Among the notable targets was a 34 per cent tariff on China imports (Fiji received a 32 per cent tariff), 20 per cent on the European Union, 24 per cent on Japan — and 10 per cent on Australia’s sub-Antarctic Heard and Macdonald Islands.
Notable absentees are Canada and Mexico (already subject to US tariffs) and Russia. A baseline tariff of 10 per cent applies to all countries unless specified otherwise, Trump says.
Business Council chief executive Bran Black says the tariffs will hurt economic growth but wants a measured response.
The federal government is currently in caretaker mode with a national election called for May 3.
“We don’t support retaliatory tariffs and strongly urge against them because there are no winners in a trade war, which would only risk making our situation worse by forcing Australians to pay more and reducing job security,” he says.
“As a trading nation, free and open access to global markets is critical for Australia, especially as one in every four of our nation’s jobs relies on trade.”
Black says his council will keep working on securing US exemptions with officials in Australia, Washington DC, and with government and opposition politicians here.
“The government, (US) Ambassador (Kevin) Rudd and our officials worked tirelessly behind the scenes – against great odds – and it’s clear these tariffs have been widely targeted.
“There are so many reasons why Australia should be exempt from any tariffs, including that the US has a trade surplus with us and the existence of long-standing cultural and military ties between our countries, especially now with the AUKUS agreement.”
Black says that as global uncertainty rises, Australia has to become a more competitive place to do business and attract investment.
“Australia should focus on controlling what is wholly within our power to control, and that means doing everything we can to be an attractive destination for global capital,” he says.

Heard Island, which has been named on the US tariffs list.
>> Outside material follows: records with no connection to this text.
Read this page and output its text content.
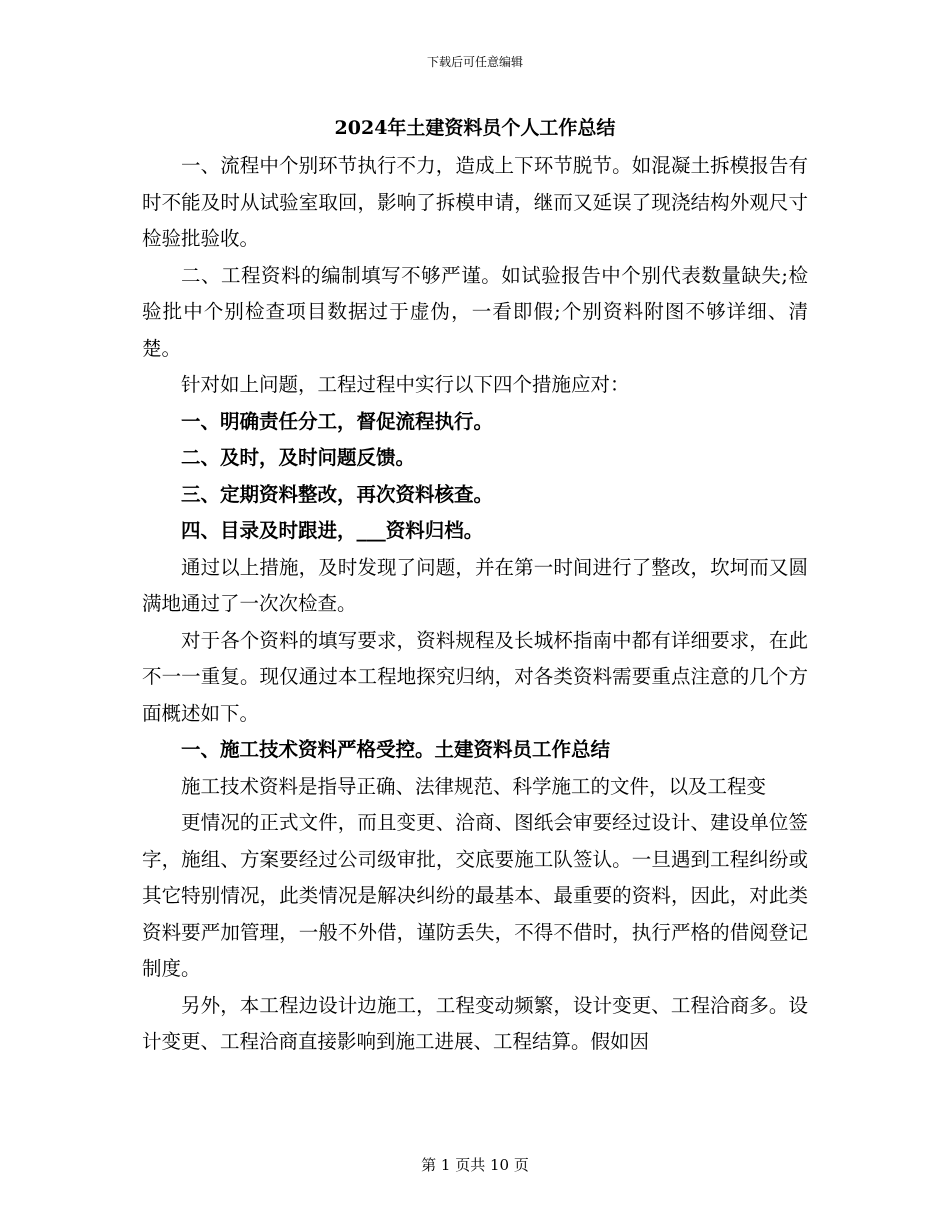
下载后可任意编辑
2024年土建资料员个人工作总结

一、流程中个别环节执行不力，造成上下环节脱节。如混凝土拆模报告有时不能及时从试验室取回，影响了拆模申请，继而又延误了现浇结构外观尺寸检验批验收。

二、工程资料的编制填写不够严谨。如试验报告中个别代表数量缺失;检验批中个别检查项目数据过于虚伪，一看即假;个别资料附图不够详细、清楚。

针对如上问题，工程过程中实行以下四个措施应对：

一、明确责任分工，督促流程执行。

二、及时，及时问题反馈。

三、定期资料整改，再次资料核查。

四、目录及时跟进，___资料归档。

通过以上措施，及时发现了问题，并在第一时间进行了整改，坎坷而又圆满地通过了一次次检查。

对于各个资料的填写要求，资料规程及长城杯指南中都有详细要求，在此不一一重复。现仅通过本工程地探究归纳，对各类资料需要重点注意的几个方面概述如下。

一、施工技术资料严格受控。土建资料员工作总结

施工技术资料是指导正确、法律规范、科学施工的文件，以及工程变

更情况的正式文件，而且变更、洽商、图纸会审要经过设计、建设单位签字，施组、方案要经过公司级审批，交底要施工队签认。一旦遇到工程纠纷或其它特别情况，此类情况是解决纠纷的最基本、最重要的资料，因此，对此类资料要严加管理，一般不外借，谨防丢失，不得不借时，执行严格的借阅登记制度。

另外，本工程边设计边施工，工程变动频繁，设计变更、工程洽商多。设计变更、工程洽商直接影响到施工进展、工程结算。假如因

第 1 页共 10 页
Photo: Stephen Brown/AAD
FARMERS FEDERATION
The National Farmers’ Federation (NFF) was also disappointed by the decision given the US-Australia FTA.
“This decision is a disappointing step backward for our nations and for the global economy,” NFF President David Jochinke said.
He says he spoke with Prime Minister Anthony Albanese to support his stance on not countering with more tariffs and for the defence of Australia’s science-based biosecurity protocols.
“Australian producers are resilient in the face of challenges. Being among the least subsidised farmers in the world has seen the sector become highly efficient and productive,” he says.
“While this decision creates unnecessary uncertainty, we remain confident in the strength of Australian agriculture. Our products are sought after worldwide for their quality, sustainability, and reliability.”
He says the NFF welcomes $50 million in funding by government to help affected sectors diversify markets.
EUROPEAN REACTION
The European Union will react with tariffs of its own, says Bernd Lange, chairman of the European Parliament’s international trade committee.
“The EU will respond. We will do so through legal, legitimate, proportionate and decisive measures,” he says.
“We are not backing down. We will defend our sovereignty and we will not change legislation that we have shaped democratically and in the interest of EU citizens, even if this displeases some US billionaires,”
He also called for a united global response by targeted countries and warns that the inevitable escalation will send the global economy into a downward spiral.
“Because of this decision, US consumers will be forced to carry the heaviest burden in a trade war. These tariffs will only make processes and manufacturing more inefficient,” he says.
“They have prompted damaging uncertainty in the investment climate. Stock markets could hardly be clearer in their reactions.”